Dumplings and Spring Rolls
Recipe type: main course
Prep time: 
Cook time: 
Total time: 
Serves: 30 dumplings
What You'll Need
  • Dumpling Wrappers:
  • 1 package dumpling wrappers
  • 1 bottle dumpling dipping sauce
  • 1 package ground turkey (about 16 oz)
  • 2 TBS. Sriracha
  • ½ cup shredded carrot
  • ½ cup shredded green cabbage
  • A few cracks ground pepper
  • 1 TBS. fresh ginger (I used a micro-plane zester)
  • ¼ cup soy sauce
  • Spring Rolls:
  • 1 package spring roll wrappers
  • 2 cups shredded carrots
  • 1 thinly sliced cucumber
  • 2 mini-bok-choy
  • 2 cups shredded green cabbage
  • 1 bottle of sweet chili sauce (I found mine at Trader Joe's)
  1. I. Dumplings
  2. In a food processor, pulse together (about 5-8 times) the turkey, soy sauce, ginger, sriracha and pepper.

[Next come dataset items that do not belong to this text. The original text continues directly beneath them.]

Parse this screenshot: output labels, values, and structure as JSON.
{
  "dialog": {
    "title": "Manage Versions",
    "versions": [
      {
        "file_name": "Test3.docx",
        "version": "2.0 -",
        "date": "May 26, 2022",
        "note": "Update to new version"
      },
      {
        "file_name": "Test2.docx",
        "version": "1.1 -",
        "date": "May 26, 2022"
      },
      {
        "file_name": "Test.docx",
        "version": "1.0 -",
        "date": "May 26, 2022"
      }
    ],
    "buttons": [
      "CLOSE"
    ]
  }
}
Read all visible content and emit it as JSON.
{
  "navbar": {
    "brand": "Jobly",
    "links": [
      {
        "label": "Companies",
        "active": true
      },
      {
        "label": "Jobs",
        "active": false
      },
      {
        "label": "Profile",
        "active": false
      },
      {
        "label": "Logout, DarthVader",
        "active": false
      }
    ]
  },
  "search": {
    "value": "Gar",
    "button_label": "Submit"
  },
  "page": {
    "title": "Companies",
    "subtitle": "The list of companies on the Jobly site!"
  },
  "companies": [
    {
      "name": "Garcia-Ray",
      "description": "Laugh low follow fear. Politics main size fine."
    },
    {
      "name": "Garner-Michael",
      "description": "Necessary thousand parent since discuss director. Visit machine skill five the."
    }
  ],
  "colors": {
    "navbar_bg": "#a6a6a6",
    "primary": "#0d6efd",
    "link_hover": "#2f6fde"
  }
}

Then add the carrot and cabbage and pulse together another 3-4 times. Put mixture into a medium-sized bowl and set aside. Place a medium-sized pot (should be small enough for the steamer to rest on top of) with about 1.5 cups of water. Bring to a boil. Using the meat mixture, fill the dumpling wrappers as instructed at the end of the post. Layer dumplings in the steamer and place on top of the pot of boiling water. Let steam for about 13 minutes, or until the meat is fully cooked. Repeat until all of the filling has been used. Serve immediately with the dumpling dipping sauce.
  3. II. Spring Rolls
  4. Fill a large bowl with warm water. Pre cut all of the vegetables, and have ready. Taking one spring roll at a time, immerse in the water for about 10 seconds. Remove and lay on a clean, dry surface. Fill with desired veggies, and roll (I like to tuck the ends in, then roll). Serve immediately with the sweet chili sauce.